“Oh, your algorithm update is reducing sales and usage? Send it!’

Photo: Solen Feyissa / Unsplash

“Measure what matters and what you measure.” There are a number of similar quotes out there that talk about how tracking a KPI in a company makes employees focus more on it, let alone having an explicit incentive structure associated with goals. For example, if boards are interested in ideals like diversity and culture, they should work with CEOs to make sure those stats are top notch citizens on company dashboards alongside sales and profits.

It’s even more difficult when you can’t agree on what the right metric should be. As I wrote earlier, one of the problems we face as an industry is measuring the current Web 3.0 with Web 2.0 dashboards. Misinformation, trolling, harassment, polarization and the resulting negative effects – none of them are as easy to define as CTR or CPM. I myself fell victim to this victim during my time as the head of the consumer goods team at YouTube. When the leadership of Google asked us to stop focusing only on user growth and increase monetization as well, the team we had offloaded to fund the new effort worked on the comment system. Yes, YouTube comments that mostly resulted in lots of attributions, profanity, and worse. We all wanted it to get better, but why did I sacrifice this project on short notice? Because it wasn’t tied to a first-level KPI, such as B. Earnings, Uploads or Playbacks. So it had to wait.

But what if you have the right metric, for example to measure the negative externalities of a product, but it turns out that the number loosely correlates negatively with your business KPIs?
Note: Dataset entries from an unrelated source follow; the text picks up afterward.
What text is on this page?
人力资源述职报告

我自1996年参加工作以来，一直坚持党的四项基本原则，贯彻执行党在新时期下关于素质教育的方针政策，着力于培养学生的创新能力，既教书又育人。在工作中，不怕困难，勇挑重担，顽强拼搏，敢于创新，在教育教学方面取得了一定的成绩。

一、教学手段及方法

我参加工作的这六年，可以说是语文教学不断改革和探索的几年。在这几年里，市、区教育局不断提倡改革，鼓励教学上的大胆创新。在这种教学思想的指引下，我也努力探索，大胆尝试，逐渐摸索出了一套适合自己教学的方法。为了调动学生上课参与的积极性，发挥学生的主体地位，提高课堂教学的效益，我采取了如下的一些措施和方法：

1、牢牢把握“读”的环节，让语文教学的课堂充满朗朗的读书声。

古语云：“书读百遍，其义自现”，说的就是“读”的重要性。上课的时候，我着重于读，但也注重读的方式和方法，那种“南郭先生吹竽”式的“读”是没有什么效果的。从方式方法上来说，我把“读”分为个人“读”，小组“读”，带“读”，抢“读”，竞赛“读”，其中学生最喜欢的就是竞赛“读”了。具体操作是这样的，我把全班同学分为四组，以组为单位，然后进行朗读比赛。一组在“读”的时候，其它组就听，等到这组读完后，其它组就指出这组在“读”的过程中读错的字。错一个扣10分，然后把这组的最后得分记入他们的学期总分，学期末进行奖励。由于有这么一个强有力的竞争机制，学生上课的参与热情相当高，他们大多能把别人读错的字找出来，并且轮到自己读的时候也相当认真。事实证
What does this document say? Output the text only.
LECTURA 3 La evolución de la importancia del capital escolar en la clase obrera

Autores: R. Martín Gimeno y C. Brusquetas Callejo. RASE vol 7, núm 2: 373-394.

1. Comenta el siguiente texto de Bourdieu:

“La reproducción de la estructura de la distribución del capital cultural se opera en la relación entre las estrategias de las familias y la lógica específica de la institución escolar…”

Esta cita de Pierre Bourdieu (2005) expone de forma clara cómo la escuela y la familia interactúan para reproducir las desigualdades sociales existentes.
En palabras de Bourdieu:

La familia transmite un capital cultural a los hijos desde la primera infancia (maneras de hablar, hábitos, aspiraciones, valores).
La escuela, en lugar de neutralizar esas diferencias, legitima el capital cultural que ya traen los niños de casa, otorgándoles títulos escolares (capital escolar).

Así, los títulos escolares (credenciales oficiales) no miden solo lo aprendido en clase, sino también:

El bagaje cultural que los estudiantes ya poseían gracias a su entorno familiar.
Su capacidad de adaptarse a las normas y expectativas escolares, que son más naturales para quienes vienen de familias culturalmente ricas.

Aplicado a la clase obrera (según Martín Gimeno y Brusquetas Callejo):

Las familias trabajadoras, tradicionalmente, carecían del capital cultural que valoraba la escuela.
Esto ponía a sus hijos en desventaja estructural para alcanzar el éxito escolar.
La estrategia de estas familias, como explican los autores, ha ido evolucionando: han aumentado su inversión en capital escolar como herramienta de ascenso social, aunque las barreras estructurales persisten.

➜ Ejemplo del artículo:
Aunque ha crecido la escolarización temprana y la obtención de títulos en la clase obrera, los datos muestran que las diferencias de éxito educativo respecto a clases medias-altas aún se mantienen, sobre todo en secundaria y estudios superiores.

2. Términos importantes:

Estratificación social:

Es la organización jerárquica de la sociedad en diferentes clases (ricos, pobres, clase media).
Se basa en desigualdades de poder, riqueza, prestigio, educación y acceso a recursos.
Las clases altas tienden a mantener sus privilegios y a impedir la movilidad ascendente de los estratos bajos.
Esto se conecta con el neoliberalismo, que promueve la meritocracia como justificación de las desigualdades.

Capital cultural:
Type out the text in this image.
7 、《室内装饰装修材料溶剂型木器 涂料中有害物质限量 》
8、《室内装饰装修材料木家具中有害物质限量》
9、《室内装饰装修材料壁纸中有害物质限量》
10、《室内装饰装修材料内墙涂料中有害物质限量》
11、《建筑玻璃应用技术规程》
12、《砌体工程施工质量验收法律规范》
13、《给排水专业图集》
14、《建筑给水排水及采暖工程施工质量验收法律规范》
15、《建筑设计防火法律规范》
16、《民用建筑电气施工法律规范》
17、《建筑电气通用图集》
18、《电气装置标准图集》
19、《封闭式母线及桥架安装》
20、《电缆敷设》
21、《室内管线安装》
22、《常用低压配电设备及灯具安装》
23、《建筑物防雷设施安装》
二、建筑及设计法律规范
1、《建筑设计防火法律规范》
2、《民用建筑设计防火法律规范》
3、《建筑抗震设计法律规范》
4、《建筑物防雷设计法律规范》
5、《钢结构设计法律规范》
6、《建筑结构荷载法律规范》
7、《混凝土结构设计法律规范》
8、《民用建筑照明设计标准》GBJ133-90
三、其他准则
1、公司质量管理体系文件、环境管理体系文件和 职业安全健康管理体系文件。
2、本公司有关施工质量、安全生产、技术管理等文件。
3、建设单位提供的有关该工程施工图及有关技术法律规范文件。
For example, if polarizing content leads to more short-term engagement, which leads to more active users, which leads to more ad revenue? It’s not crazy to wonder about this, and while I don’t think it’s a real correlation or that our social platforms are deliberately running on the efficient line of anger and profit, I always wonder what the margin pressures, say, are for reasonable investment means in trust and security.

Casey Newtons Platformer Article about Facebook’s Responsible AI team provoked a combination of eagerness and skepticism. I fear that even if these teams are actually able to study and challenge internally held beliefs about their products, they cannot make changes that negatively impact business metrics. That means we want responsibility, but only if this does not endanger the share price. I’m not just saying this (or specifically) about Facebook, but more generally about the complexity of incentives within a company. Yes, it’s also true that companies are already making decisions to balance user experience with monetization. During my time at Google and YouTube, there have been numerous experiments with ad loading, placement, etc., and the company has never maximized immediate costs when doing a disproportionately negative impact on user engagement or advertisers’ ROI, for example. Greedy in the long term, I guess, not in the short term.
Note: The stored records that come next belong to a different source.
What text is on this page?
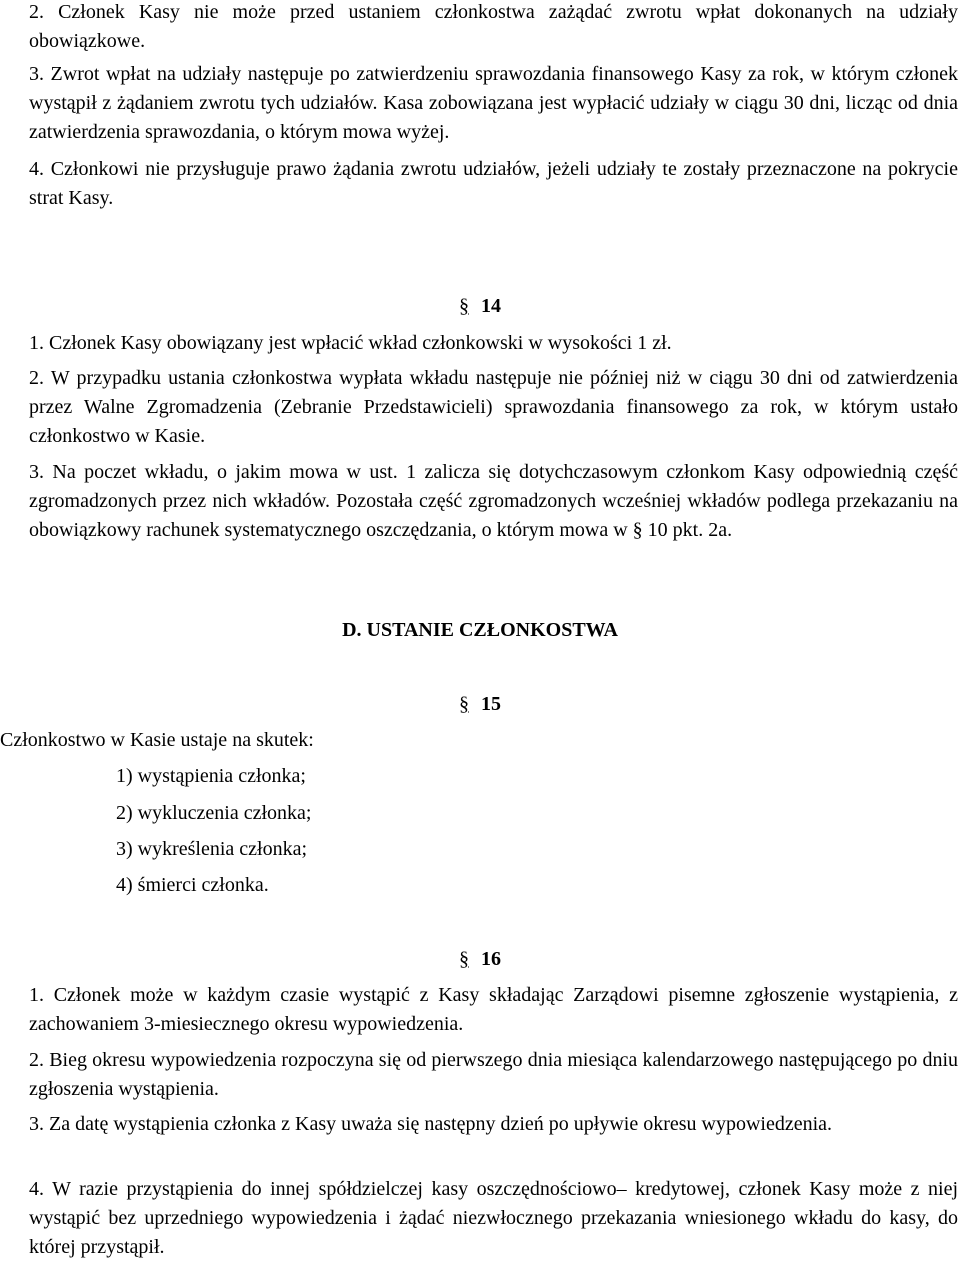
2. Członek Kasy nie może przed ustaniem członkostwa zażądać zwrotu wpłat dokonanych na udziały obowiązkowe.

3. Zwrot wpłat na udziały następuje po zatwierdzeniu sprawozdania finansowego Kasy za rok, w którym członek wystąpił z żądaniem zwrotu tych udziałów. Kasa zobowiązana jest wypłacić udziały w ciągu 30 dni, licząc od dnia zatwierdzenia sprawozdania, o którym mowa wyżej.

4. Członkowi nie przysługuje prawo żądania zwrotu udziałów, jeżeli udziały te zostały przeznaczone na pokrycie strat Kasy.

§ 14

1. Członek Kasy obowiązany jest wpłacić wkład członkowski w wysokości 1 zł.

2. W przypadku ustania członkostwa wypłata wkładu następuje nie później niż w ciągu 30 dni od zatwierdzenia przez Walne Zgromadzenia (Zebranie Przedstawicieli) sprawozdania finansowego za rok, w którym ustało członkostwo w Kasie.

3. Na poczet wkładu, o jakim mowa w ust. 1 zalicza się dotychczasowym członkom Kasy odpowiednią część zgromadzonych przez nich wkładów. Pozostała część zgromadzonych wcześniej wkładów podlega przekazaniu na obowiązkowy rachunek systematycznego oszczędzania, o którym mowa w § 10 pkt. 2a.

D. USTANIE CZŁONKOSTWA
§ 15
Członkostwo w Kasie ustaje na skutek:
1) wystąpienia członka;
2) wykluczenia członka;
3) wykreślenia członka;
4) śmierci członka.
§ 16

1. Członek może w każdym czasie wystąpić z Kasy składając Zarządowi pisemne zgłoszenie wystąpienia, z zachowaniem 3-miesiecznego okresu wypowiedzenia.

2. Bieg okresu wypowiedzenia rozpoczyna się od pierwszego dnia miesiąca kalendarzowego następującego po dniu zgłoszenia wystąpienia.

3. Za datę wystąpienia członka z Kasy uważa się następny dzień po upływie okresu wypowiedzenia.

4. W razie przystąpienia do innej spółdzielczej kasy oszczędnościowo– kredytowej, członek Kasy może z niej wystąpić bez uprzedniego wypowiedzenia i żądać niezwłocznego przekazania wniesionego wkładu do kasy, do której przystąpił.
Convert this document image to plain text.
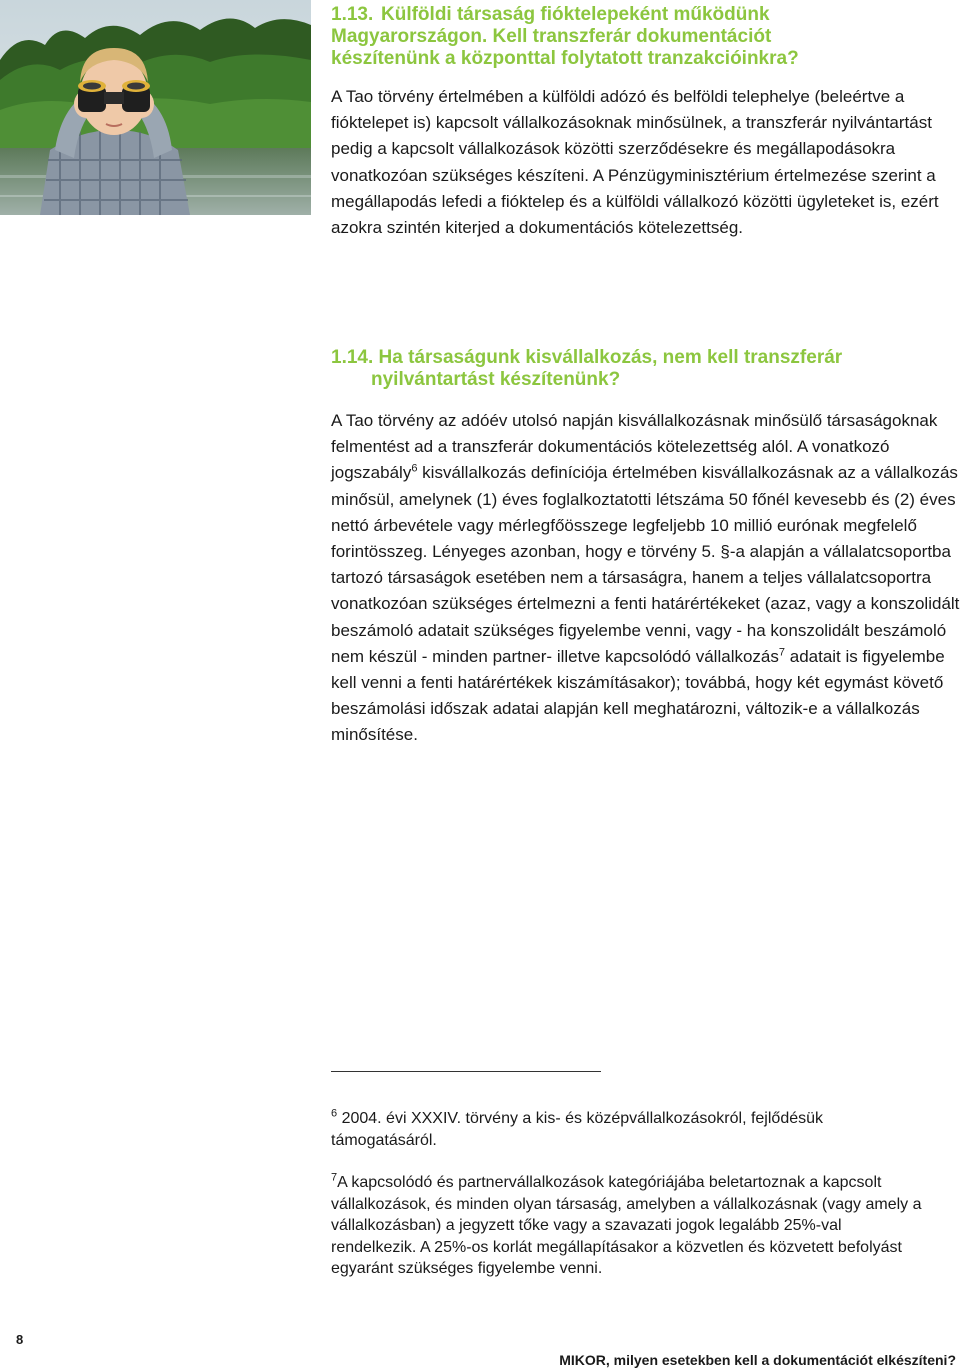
1.13. Külföldi társaság fióktelepeként működünk
Magyarországon. Kell transzferár dokumentációt
készítenünk a központtal folytatott tranzakcióinkra?

A Tao törvény értelmében a külföldi adózó és belföldi telephelye (beleértve a fióktelepet is) kapcsolt vállalkozásoknak minősülnek, a transzferár nyilvántartást pedig a kapcsolt vállalkozások közötti szerződésekre és megállapodásokra vonatkozóan szükséges készíteni. A Pénzügyminisztérium értelmezése szerint a megállapodás lefedi a fióktelep és a külföldi vállalkozó közötti ügyleteket is, ezért azokra szintén kiterjed a dokumentációs kötelezettség.

1.14. Ha társaságunk kisvállalkozás, nem kell transzferár
nyilvántartást készítenünk?

A Tao törvény az adóév utolsó napján kisvállalkozásnak minősülő társaságoknak felmentést ad a transzferár dokumentációs kötelezettség alól. A vonatkozó jogszabály$^6$ kisvállalkozás definíciója értelmében kisvállalkozásnak az a vállalkozás minősül, amelynek (1) éves foglalkoztatotti létszáma 50 főnél kevesebb és (2) éves nettó árbevétele vagy mérlegfőösszege legfeljebb 10 millió eurónak megfelelő forintösszeg. Lényeges azonban, hogy e törvény 5. §-a alapján a vállalatcsoportba tartozó társaságok esetében nem a társaságra, hanem a teljes vállalatcsoportra vonatkozóan szükséges értelmezni a fenti határértékeket (azaz, vagy a konszolidált beszámoló adatait szükséges figyelembe venni, vagy - ha konszolidált beszámoló nem készül - minden partner- illetve kapcsolódó vállalkozás$^7$ adatait is figyelembe kell venni a fenti határértékek kiszámításakor); továbbá, hogy két egymást követő beszámolási időszak adatai alapján kell meghatározni, változik-e a vállalkozás minősítése.

$^6$ 2004. évi XXXIV. törvény a kis- és középvállalkozásokról, fejlődésük támogatásáról.

$^7$A kapcsolódó és partnervállalkozások kategóriájába beletartoznak a kapcsolt vállalkozások, és minden olyan társaság, amelyben a vállalkozásnak (vagy amely a vállalkozásban) a jegyzett tőke vagy a szavazati jogok legalább 25%-val rendelkezik. A 25%-os korlát megállapításakor a közvetlen és közvetett befolyást egyaránt szükséges figyelembe venni.

8
MIKOR, milyen esetekben kell a dokumentációt elkészíteni?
But back to that question, how do you give a team like Responsible AI the ability to cut dollars, engagement, or growth if it believes doing so has a positive impact on fairness, accountability, or any other metric it is responsible for managing. I have an idea: a budget.

Yes, a budget! Teams like this should be tasked with spending up to an amount set annually. That doesn’t mean they have to spend it. Indeed, many profits in this example can be sales neutral or even sales positive. But let them make decisions that are consistent with their mandate without having to implicitly (or explicitly) defend why they are causing the company to leave dollars on the table.

Look, I know this is a strange concept and has all sorts of secondary effects: other changes are made elsewhere in the company to recapture the “lost” revenue that turns out to be other negative externalities. It reaffirms the idea that fairness comes at the cost of revenue and may allow other teams to give up their “responsibility” and let that separate AI team just “fix” everything. Maybe we’re getting to a point where it’s more about carbon offsetting, where each product team has to manage their own responsibility budget and there is a single market where responsibility points can be traded. New challenges require new solutions, and in those cases I think you need to control business anthropology, not just business algorithms.